Atom-Moratorium Eine Klage wie ein Geschenk

  • Möglicherweise haben Politiker Klagen von Konzernen wegen des Atom-Moratoriums ermöglicht - indem sie in der Begründung für die Stilllegung Sicherheitsmängel der Reaktoren ausließen.
  • Ein Dokument von 2011 erhärtet diesen Verdacht.
  • Bereits im Januar war ein rätselhafter Brief aufgetaucht, der zu Schadenersatzklagen verholfen haben könnte.
Von Markus Balser, Berlin

Im Streit um die Hintergründe der Atomklagen deutscher Energiekonzerne werden neue Vorwürfe gegen die Politik laut. E-Mails und bisher unveröffentlichte Dokumente nähren den Verdacht, dass Warnungen ignoriert wurden, die auf die Schadenersatzrisiken durch die vorübergehende Stilllegung von Atomkraftwerken hinwiesen. So zeigt ein Schreiben der Experten für die Bundesaufsicht bei Atomkraftwerken im Bundesumweltministerium, dass der damalige Bundesumweltminister Norbert Röttgen (CDU) schon frühzeitig informiert wurde. Man habe bereits darauf hingewiesen, "welche rechtlichen und finanziellen Risiken mit der Durchsetzung der dreimonatigen Betriebseinstellung verbunden sind", heißt es im Schreiben an Röttgen im April 2011. Entdeckt hat das Papier das ARD-Magazin Monitor.

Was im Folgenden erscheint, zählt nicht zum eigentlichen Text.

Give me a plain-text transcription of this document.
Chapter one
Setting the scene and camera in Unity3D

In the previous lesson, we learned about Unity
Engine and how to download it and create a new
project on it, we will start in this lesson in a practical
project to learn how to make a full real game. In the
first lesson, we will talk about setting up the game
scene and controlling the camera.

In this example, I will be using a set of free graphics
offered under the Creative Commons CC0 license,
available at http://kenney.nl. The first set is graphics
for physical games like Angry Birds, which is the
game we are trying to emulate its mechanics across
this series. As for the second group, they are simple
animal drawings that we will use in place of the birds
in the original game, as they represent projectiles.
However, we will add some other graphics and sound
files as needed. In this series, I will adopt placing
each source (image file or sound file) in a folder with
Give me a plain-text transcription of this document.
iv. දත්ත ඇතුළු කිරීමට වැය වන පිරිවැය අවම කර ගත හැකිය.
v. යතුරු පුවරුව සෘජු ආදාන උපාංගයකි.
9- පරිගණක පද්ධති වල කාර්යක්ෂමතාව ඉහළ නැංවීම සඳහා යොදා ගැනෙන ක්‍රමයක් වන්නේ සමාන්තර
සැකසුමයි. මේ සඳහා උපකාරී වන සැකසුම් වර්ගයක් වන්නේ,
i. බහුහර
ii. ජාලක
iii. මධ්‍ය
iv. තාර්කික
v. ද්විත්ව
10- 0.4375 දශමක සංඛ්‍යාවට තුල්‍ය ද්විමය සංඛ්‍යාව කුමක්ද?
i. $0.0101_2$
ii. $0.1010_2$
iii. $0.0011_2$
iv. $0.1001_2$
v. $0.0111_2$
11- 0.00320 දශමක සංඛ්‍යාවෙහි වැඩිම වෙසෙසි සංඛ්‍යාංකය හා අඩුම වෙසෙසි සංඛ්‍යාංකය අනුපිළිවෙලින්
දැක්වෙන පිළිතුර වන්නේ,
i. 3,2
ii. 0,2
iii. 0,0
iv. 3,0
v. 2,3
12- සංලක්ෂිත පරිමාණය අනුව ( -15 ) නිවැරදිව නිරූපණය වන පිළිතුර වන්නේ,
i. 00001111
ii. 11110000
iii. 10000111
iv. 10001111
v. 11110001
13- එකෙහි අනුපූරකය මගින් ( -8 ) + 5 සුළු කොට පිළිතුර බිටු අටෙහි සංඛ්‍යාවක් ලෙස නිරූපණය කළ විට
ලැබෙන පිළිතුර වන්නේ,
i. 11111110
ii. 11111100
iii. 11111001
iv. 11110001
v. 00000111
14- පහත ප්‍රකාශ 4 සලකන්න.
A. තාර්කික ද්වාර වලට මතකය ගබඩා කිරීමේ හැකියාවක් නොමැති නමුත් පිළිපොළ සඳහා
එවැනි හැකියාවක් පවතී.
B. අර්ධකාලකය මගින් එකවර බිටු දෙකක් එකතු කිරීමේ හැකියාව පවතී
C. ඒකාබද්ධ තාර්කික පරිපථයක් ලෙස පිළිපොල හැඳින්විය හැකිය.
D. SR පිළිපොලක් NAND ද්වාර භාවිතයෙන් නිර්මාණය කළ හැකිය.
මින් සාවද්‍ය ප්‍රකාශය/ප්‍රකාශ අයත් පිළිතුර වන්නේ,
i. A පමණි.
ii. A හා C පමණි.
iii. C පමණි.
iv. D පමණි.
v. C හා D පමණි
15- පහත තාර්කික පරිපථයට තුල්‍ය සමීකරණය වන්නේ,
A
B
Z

Bei der Begründung fehlen die Sicherheitsmängel der Reaktoren

Die Politik zog mit dem Atommoratorium nach der Katastrophe von Fukushima die ältesten deutschen Atomanlagen für zunächst drei Monate aus dem Verkehr. Auch bei der damaligen Analyse der Sicherheitsmängel der deutschen Atomkraftwerke wurde das Fachreferat des Bundesministeriums absichtlich außen vor gelassen. Aus einem internen Vermerk des Abteilungsleiters Gerald Hennenhöfer geht hervor, dass man bei den entsprechenden Sachverständigensitzungen der Reaktorsicherheitskommission (RSK) "ohne Aufpasser" diskutieren wollte. Die Ursache für den Ausschluss seines Fachreferats sei ein "massiv gestörtes Vertrauensverhältnis." Zum Problem könnte nun werden, dass der damalige Leiter der Abteilung Reaktorsicherheit im Bundesumweltministerium bei der Begründung des Moratoriums darauf verzichtet, sicherheitstechnische Mängel der Altreaktoren aufzuführen.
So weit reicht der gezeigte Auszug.